Samstag, 3. Januar 2015

Into the nature

Zunächst war ich hin- und hergerissen ob der Erfahrung im Khao Yai, aber schließlich stand der Entschluß: wir machen eine der zahlreich angebotenen Touren in die Umgebung von Chiang Mai. Der ausgewählte Veranstalter ist ein Familienbetrieb und wir erhoffen uns weniger Massenabfertigung und mehr Einblick in das tatsächliche Leben hier. Geboten wird der Besuch einer Orchideen- und Schmetterlingsfarm, eines Elefantencamps, Trekking durch den Dschungel zu einem Wasserfall, den Besuch eines thailändischen Dorfes sowie Bamboorafting.

Am Morgen werden wir in der Lodge abgeholt und los gehts. Zunächst die Fahrt zu den Orchideen und Schmetterlingen. Die muss wohl jeder Anbieter abklappern, entsprechend wars - Masse,  geschenkt. Allerdings wurden die vielfältigen Einkaufs- und sonstigen Möglichkeiten vom Guide nicht einmal erwähnt. Ich hatte den Eindruck eines Pflichtprogramms, auch für den Veranstalter. Danach Fahrt zum Elefantencamp, wie üblich im offenen Pickup in einer Gruppe von acht Personen, Deutsche, Engländer und Spanier. Es gibt viele Camps in der Gegend. Dort können einerseits Elefanten, die nicht mehr zum regulären Arbeitseinsatz taugen (die Elefanten werden in der Land- und Holzwirtschaft als Packtiere genutzt, da die Gegend motorisiert oftmals nur schwer oder garnicht erreichbar ist), als Touristengefährt ihr Leben verbringen, andererseits werden auch Jungtiere für den Arbeitseinsatz geschult (nicht dressiert, die von uns besuchte Farm lässt keine Kunststücke vorführen). Wie ich rückblickend finde, ein akzeptabler Kompromiss. Und natürlich habe auch ich mich von einem Elefanten herumtragen lassen. Und es war schön.
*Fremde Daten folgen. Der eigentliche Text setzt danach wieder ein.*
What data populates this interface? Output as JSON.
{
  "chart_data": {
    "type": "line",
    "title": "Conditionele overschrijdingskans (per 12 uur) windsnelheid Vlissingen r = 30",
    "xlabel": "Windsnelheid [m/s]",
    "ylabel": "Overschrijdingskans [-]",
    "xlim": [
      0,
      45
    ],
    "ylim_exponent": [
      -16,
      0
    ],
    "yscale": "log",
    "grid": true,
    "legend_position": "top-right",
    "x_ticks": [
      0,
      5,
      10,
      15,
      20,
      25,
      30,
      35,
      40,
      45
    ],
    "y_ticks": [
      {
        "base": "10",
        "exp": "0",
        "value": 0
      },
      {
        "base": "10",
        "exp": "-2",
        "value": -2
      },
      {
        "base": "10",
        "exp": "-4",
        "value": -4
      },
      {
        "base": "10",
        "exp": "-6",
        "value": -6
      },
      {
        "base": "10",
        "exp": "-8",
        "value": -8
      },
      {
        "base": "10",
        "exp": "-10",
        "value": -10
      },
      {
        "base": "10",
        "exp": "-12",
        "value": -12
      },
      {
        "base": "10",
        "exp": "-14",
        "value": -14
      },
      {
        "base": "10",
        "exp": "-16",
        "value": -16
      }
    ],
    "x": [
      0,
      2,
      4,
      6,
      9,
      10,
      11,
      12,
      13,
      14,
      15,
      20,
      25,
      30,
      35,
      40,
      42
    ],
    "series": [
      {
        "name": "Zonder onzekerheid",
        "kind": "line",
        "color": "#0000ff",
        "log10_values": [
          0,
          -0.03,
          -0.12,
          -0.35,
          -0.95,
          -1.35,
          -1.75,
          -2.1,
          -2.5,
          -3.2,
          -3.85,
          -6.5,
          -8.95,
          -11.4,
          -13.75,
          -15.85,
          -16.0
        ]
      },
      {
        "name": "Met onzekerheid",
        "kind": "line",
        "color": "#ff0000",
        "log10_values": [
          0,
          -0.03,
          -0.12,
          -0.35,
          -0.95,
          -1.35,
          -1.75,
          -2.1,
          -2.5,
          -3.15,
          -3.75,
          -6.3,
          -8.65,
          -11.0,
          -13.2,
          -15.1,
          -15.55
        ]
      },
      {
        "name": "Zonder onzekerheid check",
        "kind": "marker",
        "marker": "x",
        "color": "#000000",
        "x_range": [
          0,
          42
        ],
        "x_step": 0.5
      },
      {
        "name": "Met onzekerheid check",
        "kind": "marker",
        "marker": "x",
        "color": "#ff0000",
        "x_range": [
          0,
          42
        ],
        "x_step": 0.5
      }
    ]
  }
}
Nebenbei haben wir einige interessante Infos über die Tiere erhalten.

Schließlich fahren wir weiter, höher in die Berge und machen eine schöne Wanderung abseits der Menschenmassen zu einem kleinen Wasserfall, den wir ganz für uns allein haben. Der Guide schlug unterwegs eine Papaya vom Baum, die wir inmitten der Natur mit fantastischer Optik verspeisten. Toll.

Der Wald ist interessant. Einerseits sieht er jetzt im Winter aus der Entfernung durch die vielen unterschiedlichen Farben ein wenig wie ein Wald in D aus. Aber bei näherem hingucken sind die
Bäume ganz anders, teilweise riesige Teile, Teakholz durchsetzt mit Bambus, Bananenstauden, Papayas usw und alles wuchert wild und groß. Beeindruckend.

Nach einer weiteren Fahrt mit dem Pickup - inzwischen haben unsere Haut und Kleidung zunehmend den Farbton der Erde über die wir fahren angenommen - kommen wir zu einer Ansiedlung, in der Thais noch ursprünglich in Bambushütten leben. Natürlich darf aber auch hier der allgegenwärtige Motorroller sowie die Sattelitenschüssel nicht fehlen. Der Besuch war aber gefühlt völlig natürlich, keine Aufführungen der 'traditionellen' Lebensweise, keiner kümmerte sich um uns und unser Guide erklärte auf Nachfragen ein wenig. Ich fühlte mich jedenfalls nicht als Eindringling. Und die zufrieden lächelnden und spielenden Kinder, die sich durch uns nicht stören lassen aber auch nicht bettelten zeigten mir, dass mein Verständnis von Armut wie so viele Vorstellungen zu revidieren ist.

Beendet haben wir die Tour an einem Fluß, auf dem wir mit Bambusflößen ein Stück entlang gefahren sind. Der Fluß hat wie alle Wasserläufe jetzt im Winter Niedrigwasser und die zwei Floßlenker hatten zu tun, um uns vorwärts zu bringen. Inzwischen ging die Sonne unter, wir schipperten in die Dunkelheit, die Geräusche der Natur erwachten und es hätte ein vollkommenes Erlebnis sein können, wenn die mitfahrenden Engländer nicht in einer Tour gequatscht hätten. Daher Punktabzug, aber dennoch sehr schön.

Es geht also auch anders, so kann eine Tour sein, bei allen Kompromissen, die bei Natur kontra Tourismus wohl gemacht werden müssen. Exakt zwölf Stunden nach der Abfahrt wurden wir wieder an der Lodge abgesetzt. Ein toller Tag.